La nostalgia, en este caso, no me parecía una renuncia al presente, sino una forma de imaginarlo de otro modo. Las cintas me proponían pensar el tiempo como una superposición: lo que fue, lo que es y lo que podría volver a ser. ¿Cómo era recorrer esos espacios en ese entonces? ¿Desde qué mirada, desde qué ritmo, desde qué formas de habitar? En esas preguntas comenzaba a configurarse una operación crítica, una forma de leer las imágenes más allá de su contenido literal.
En ese punto comprendí que lo que estaba ocurriendo frente a esas imágenes tenía menos que ver con el recuerdo y más con un ejercicio sensible e intelectual. Me parecían una invitación a ejercitar la imaginación Pero: ¿Qué es imaginar?
"Representar en la mente la imagen de algo o alguien.
Inventar o crear algo con la FANTASÍA"
Imaginar, aquí, no implica desligarse de la realidad, sino producir sentido a partir de ella. Como sugiere cierta tradición del cine de archivo, estas imágenes no son documentos cerrados, sino superficies abiertas a nuevas lecturas.

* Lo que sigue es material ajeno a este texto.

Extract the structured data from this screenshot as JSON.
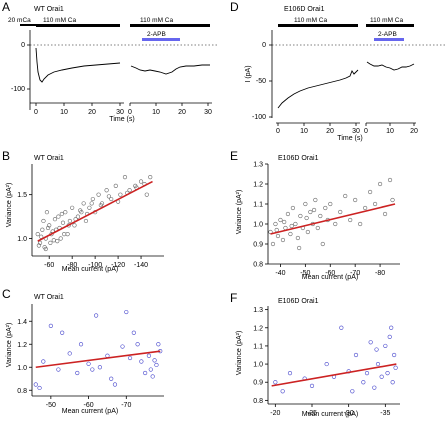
{
  "figure": {
    "panel_letters": {
      "A": "A",
      "B": "B",
      "C": "C",
      "D": "D",
      "E": "E",
      "F": "F"
    },
    "colors": {
      "axis": "#000000",
      "fit_line": "#cc2222",
      "points_B": "#666666",
      "points_C": "#4444cc",
      "points_E": "#666666",
      "points_F": "#4444cc",
      "bar": "#000000",
      "apb_bar": "#6666ee"
    }
  },
  "panel_A": {
    "title": "WT Orai1",
    "bar_20ca": "20 mCa",
    "bar_110ca_1": "110 mM Ca",
    "bar_110ca_2": "110 mM Ca",
    "apb": "2-APB",
    "xlabel": "Time (s)",
    "yticks": [
      "0",
      "-100"
    ],
    "xticks_left": [
      "0",
      "10",
      "20",
      "30"
    ],
    "xticks_right": [
      "0",
      "10",
      "20",
      "30"
    ]
  },
  "panel_D": {
    "title": "E106D Orai1",
    "bar_110ca_1": "110 mM Ca",
    "bar_110ca_2": "110 mM Ca",
    "apb": "2-APB",
    "xlabel": "Time (s)",
    "ylabel": "I (pA)",
    "yticks": [
      "0",
      "-50",
      "-100"
    ],
    "xticks_left": [
      "0",
      "10",
      "20",
      "30"
    ],
    "xticks_right": [
      "0",
      "10",
      "20"
    ]
  },
  "chart_data": [
    {
      "id": "B",
      "type": "scatter",
      "title": "WT Orai1",
      "xlabel": "Mean current (pA)",
      "ylabel": "Variance (pA²)",
      "xlim": [
        -45,
        -160
      ],
      "ylim": [
        0.8,
        1.85
      ],
      "xticks": [
        -60,
        -80,
        -100,
        -120,
        -140
      ],
      "xtick_labels": [
        "-60",
        "-80",
        "-100",
        "-120",
        "-140"
      ],
      "yticks": [
        1.0,
        1.5
      ],
      "ytick_labels": [
        "1.0",
        "1.5"
      ],
      "fit": {
        "x": [
          -50,
          -150
        ],
        "y": [
          0.97,
          1.65
        ]
      },
      "points": {
        "x": [
          -50,
          -52,
          -54,
          -55,
          -56,
          -57,
          -58,
          -60,
          -62,
          -64,
          -66,
          -68,
          -70,
          -72,
          -74,
          -76,
          -78,
          -80,
          -82,
          -85,
          -88,
          -90,
          -92,
          -95,
          -98,
          -100,
          -103,
          -106,
          -110,
          -114,
          -118,
          -122,
          -126,
          -130,
          -135,
          -140,
          -145,
          -148,
          -51,
          -53,
          -57,
          -59,
          -61,
          -63,
          -65,
          -67,
          -69,
          -71,
          -73,
          -77,
          -83,
          -87,
          -93,
          -97,
          -105,
          -112,
          -120,
          -128,
          -136,
          -143
        ],
        "y": [
          1.05,
          0.95,
          1.1,
          1.2,
          0.9,
          1.0,
          1.3,
          1.15,
          1.05,
          0.98,
          1.1,
          1.25,
          1.0,
          1.18,
          1.3,
          1.05,
          1.2,
          1.35,
          1.15,
          1.25,
          1.3,
          1.4,
          1.2,
          1.35,
          1.45,
          1.3,
          1.5,
          1.4,
          1.55,
          1.45,
          1.6,
          1.5,
          1.7,
          1.55,
          1.6,
          1.65,
          1.5,
          1.7,
          0.92,
          1.02,
          0.88,
          1.12,
          0.95,
          1.08,
          1.22,
          0.97,
          1.12,
          1.28,
          1.05,
          1.15,
          1.22,
          1.32,
          1.28,
          1.4,
          1.38,
          1.48,
          1.42,
          1.52,
          1.58,
          1.62
        ]
      }
    },
    {
      "id": "C",
      "type": "scatter",
      "title": "WT Orai1",
      "xlabel": "Mean current (pA)",
      "ylabel": "Variance (pA²)",
      "xlim": [
        -45,
        -80
      ],
      "ylim": [
        0.75,
        1.55
      ],
      "xticks": [
        -50,
        -60,
        -70
      ],
      "xtick_labels": [
        "-50",
        "-60",
        "-70"
      ],
      "yticks": [
        0.8,
        1.0,
        1.2,
        1.4
      ],
      "ytick_labels": [
        "0.8",
        "1.0",
        "1.2",
        "1.4"
      ],
      "fit": {
        "x": [
          -46,
          -79
        ],
        "y": [
          1.0,
          1.14
        ]
      },
      "points": {
        "x": [
          -46,
          -47,
          -48,
          -50,
          -52,
          -53,
          -55,
          -57,
          -58,
          -60,
          -61,
          -62,
          -63,
          -65,
          -66,
          -67,
          -69,
          -70,
          -71,
          -72,
          -73,
          -74,
          -75,
          -76,
          -77,
          -78,
          -79,
          -78.5,
          -77.5,
          -76.5
        ],
        "y": [
          0.85,
          0.82,
          1.05,
          1.36,
          0.98,
          1.3,
          1.12,
          0.95,
          1.2,
          1.03,
          0.98,
          1.45,
          1.0,
          1.1,
          0.9,
          0.85,
          1.18,
          1.48,
          1.08,
          1.3,
          1.2,
          1.05,
          0.95,
          1.1,
          0.92,
          1.02,
          1.14,
          1.2,
          1.06,
          0.98
        ]
      }
    },
    {
      "id": "E",
      "type": "scatter",
      "title": "E106D Orai1",
      "xlabel": "Mean current (pA)",
      "ylabel": "Variance (pA²)",
      "xlim": [
        -35,
        -88
      ],
      "ylim": [
        0.8,
        1.3
      ],
      "xticks": [
        -40,
        -50,
        -60,
        -70,
        -80
      ],
      "xtick_labels": [
        "-40",
        "-50",
        "-60",
        "-70",
        "-80"
      ],
      "yticks": [
        0.8,
        0.9,
        1.0,
        1.1,
        1.2,
        1.3
      ],
      "ytick_labels": [
        "0.8",
        "0.9",
        "1.0",
        "1.1",
        "1.2",
        "1.3"
      ],
      "fit": {
        "x": [
          -36,
          -86
        ],
        "y": [
          0.95,
          1.1
        ]
      },
      "points": {
        "x": [
          -36,
          -37,
          -38,
          -39,
          -40,
          -41,
          -42,
          -43,
          -44,
          -45,
          -46,
          -47,
          -48,
          -49,
          -50,
          -51,
          -52,
          -53,
          -54,
          -55,
          -56,
          -57,
          -58,
          -59,
          -60,
          -62,
          -64,
          -66,
          -68,
          -70,
          -72,
          -74,
          -76,
          -78,
          -80,
          -82,
          -84,
          -85,
          -38.5,
          -41.5,
          -44.5,
          -47.5,
          -50.5,
          -53.5
        ],
        "y": [
          0.96,
          0.9,
          1.0,
          0.94,
          1.02,
          0.92,
          0.98,
          1.05,
          0.95,
          1.08,
          1.0,
          0.93,
          1.04,
          0.98,
          1.1,
          0.96,
          1.06,
          1.0,
          1.12,
          0.98,
          1.04,
          0.9,
          1.08,
          1.02,
          1.1,
          1.0,
          1.06,
          1.14,
          1.02,
          1.12,
          1.0,
          1.08,
          1.16,
          1.1,
          1.2,
          1.05,
          1.22,
          1.12,
          0.97,
          1.01,
          0.99,
          0.88,
          1.03,
          1.07
        ]
      }
    },
    {
      "id": "F",
      "type": "scatter",
      "title": "E106D Orai1",
      "xlabel": "Mean current (pA)",
      "ylabel": "Variance (pA²)",
      "xlim": [
        -19,
        -37
      ],
      "ylim": [
        0.78,
        1.32
      ],
      "xticks": [
        -20,
        -25,
        -30,
        -35
      ],
      "xtick_labels": [
        "-20",
        "-25",
        "-30",
        "-35"
      ],
      "yticks": [
        0.8,
        0.9,
        1.0,
        1.1,
        1.2,
        1.3
      ],
      "ytick_labels": [
        "0.8",
        "0.9",
        "1.0",
        "1.1",
        "1.2",
        "1.3"
      ],
      "fit": {
        "x": [
          -19.5,
          -36.5
        ],
        "y": [
          0.88,
          1.0
        ]
      },
      "points": {
        "x": [
          -20,
          -21,
          -22,
          -24,
          -25,
          -27,
          -28,
          -29,
          -30,
          -31,
          -32,
          -33,
          -33.5,
          -34,
          -34.5,
          -35,
          -35.3,
          -35.6,
          -36,
          -36.2,
          -36.4,
          -30.5,
          -32.5,
          -33.8,
          -35.8
        ],
        "y": [
          0.9,
          0.85,
          0.95,
          0.92,
          0.88,
          1.0,
          0.93,
          1.2,
          0.96,
          1.05,
          0.9,
          1.12,
          0.87,
          1.0,
          0.93,
          1.1,
          0.95,
          1.15,
          0.9,
          1.05,
          0.98,
          0.85,
          0.95,
          1.08,
          1.2
        ]
      }
    }
  ]
}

El gesto de mirar se vuelve entonces una práctica activa: asociar, interpretar, recomponer. La imaginación aparece como un modo de conocimiento, una herramienta para pensar la historia desde lo sensible.
¿Y si todas esas cintas formaran parte de una película? La idea de una película colectiva se volvió persistente. Habituada, por trabajo y por interés personal, a ver obras realizadas con material de archivo, fue inevitable activar esa lectura. Me descubrí haciendo un ejercicio de montaje: uniendo fragmentos, trazando continuidades, buscando un hilo narrativo posible, como si esa operación fuera también una forma de escritura.
¿Y si la protagonista de esa única y gran película de la tarde fuera la Tía Ceci, la que luego viajó a la ex Unión Soviética con su marido? ¿Y si los paseos por Carlos Paz, las fiestas familiares y los niños disfrazados fueran parte de su historia? ¿Y si la marcha militar perteneciera al recuerdo de su hermano o de su padre? El tiempo y el deterioro habían convertido esas imágenes en un registro casi experimental, pero lo que realmente las transformaba era la operación imaginativa que se activaba al verlas. Quizás la Tía Ceci no existía y era apenas una figura construida para otorgar coherencia a un conjunto disperso de memorias, una hipótesis narrativa que evidenciaba el poder del montaje para producir sentido.
Hace poco alguien me dijo que, con los nuevos medios y los modos automáticos de producir imágenes, asistimos a una posible muerte de la imaginación. Pienso en esa frase mientras reviso estas escenas una y otra vez. Tal vez eventos como este, estas instancias de recuperación y resignificación del archivo íntimo, funcionen justamente en sentido contrario: como un entrenamiento de la mirada, como una forma de resistencia frente a la circulación acrítica de imágenes.
Ver estas películas familiares es, en ese sentido, una práctica. Una forma de detenerse, de asociar, de interrogar las imágenes. Un ejercicio de imaginación que no mira al pasado como refugio, sino como un territorio desde el cual volver a pensar el presente. Entre ilusión y fracaso, quizás, todavía persista ese espacio donde imaginar sigue siendo una forma de conocimiento y donde el cine, incluso en su expresión más doméstica, continúa siendo una herramienta para pensar el mundo.